We begin at a dinosaur show which terrifies all the kids, reminiscent of this hilarious YouTube clip that made the rounds earlier this year. Homer and the kids find themselves backstage (where they pass a group of dinosaurs recreating a canonical Far Side comic).
One thing leads to another (as it does) and the next thing you know, Homer has slipped into an "Ocean's Eleven" style group of elite, um, writers of teen fiction. It's Homer, Bart, Patty, Professor Frink, and Neil Gaiman (who ironically doesn't do any of the writing). They concoct a focus-grouped story and churn out the words, determined to inject themselves into the publishing mill.

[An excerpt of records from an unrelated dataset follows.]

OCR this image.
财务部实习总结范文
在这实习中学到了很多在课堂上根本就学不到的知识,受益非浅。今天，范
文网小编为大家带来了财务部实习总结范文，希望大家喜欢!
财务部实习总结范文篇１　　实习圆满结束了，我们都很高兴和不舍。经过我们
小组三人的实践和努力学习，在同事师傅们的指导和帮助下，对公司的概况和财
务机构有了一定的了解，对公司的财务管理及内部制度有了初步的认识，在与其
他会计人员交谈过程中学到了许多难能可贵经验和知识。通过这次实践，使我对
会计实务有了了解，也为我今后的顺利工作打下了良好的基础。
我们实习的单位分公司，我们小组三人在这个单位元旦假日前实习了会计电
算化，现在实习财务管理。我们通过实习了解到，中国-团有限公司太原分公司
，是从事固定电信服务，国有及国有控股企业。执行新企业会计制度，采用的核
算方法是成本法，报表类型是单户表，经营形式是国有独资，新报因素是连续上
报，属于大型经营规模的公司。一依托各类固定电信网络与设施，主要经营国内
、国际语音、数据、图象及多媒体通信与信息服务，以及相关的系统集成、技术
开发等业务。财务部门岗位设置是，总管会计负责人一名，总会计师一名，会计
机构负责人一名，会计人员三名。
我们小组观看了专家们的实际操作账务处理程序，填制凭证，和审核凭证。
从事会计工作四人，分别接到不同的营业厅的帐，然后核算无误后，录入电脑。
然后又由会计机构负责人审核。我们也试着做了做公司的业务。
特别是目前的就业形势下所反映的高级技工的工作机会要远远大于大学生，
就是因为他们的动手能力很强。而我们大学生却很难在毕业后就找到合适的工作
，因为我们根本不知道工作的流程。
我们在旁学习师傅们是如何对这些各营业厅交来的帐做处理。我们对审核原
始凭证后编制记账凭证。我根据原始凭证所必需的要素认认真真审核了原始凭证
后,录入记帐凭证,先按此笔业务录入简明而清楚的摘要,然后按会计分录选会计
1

Meanwhile, Lisa takes the high road and decides to write a book herself, from scratch. She discovers the true life of a writer: endlessly distracted from her writing by a parade of meaningless diversions. She organizes her CD collection (a bit archaic?), plays online Boggle, watches cute kitty videos on YouTube, and more.
The whole thing culminates in a heist complete with robotic guard dogs, attack tarantulas, a final showdown, and a triple-reverse-double-cross.
Neil Gaiman did a great job as celebrity star, although anyone who has listened to his work for the audiobook of Smoke and Mirrors won't be surprised. He attacks his lines with relish ("I don't like the taste… of poison.) I have no doubt he will be known as "British Fonzie" for years hence.
Best Lines: So hard to choose! I'm smitten with Homer's description of "The Pope's private naked dude murals."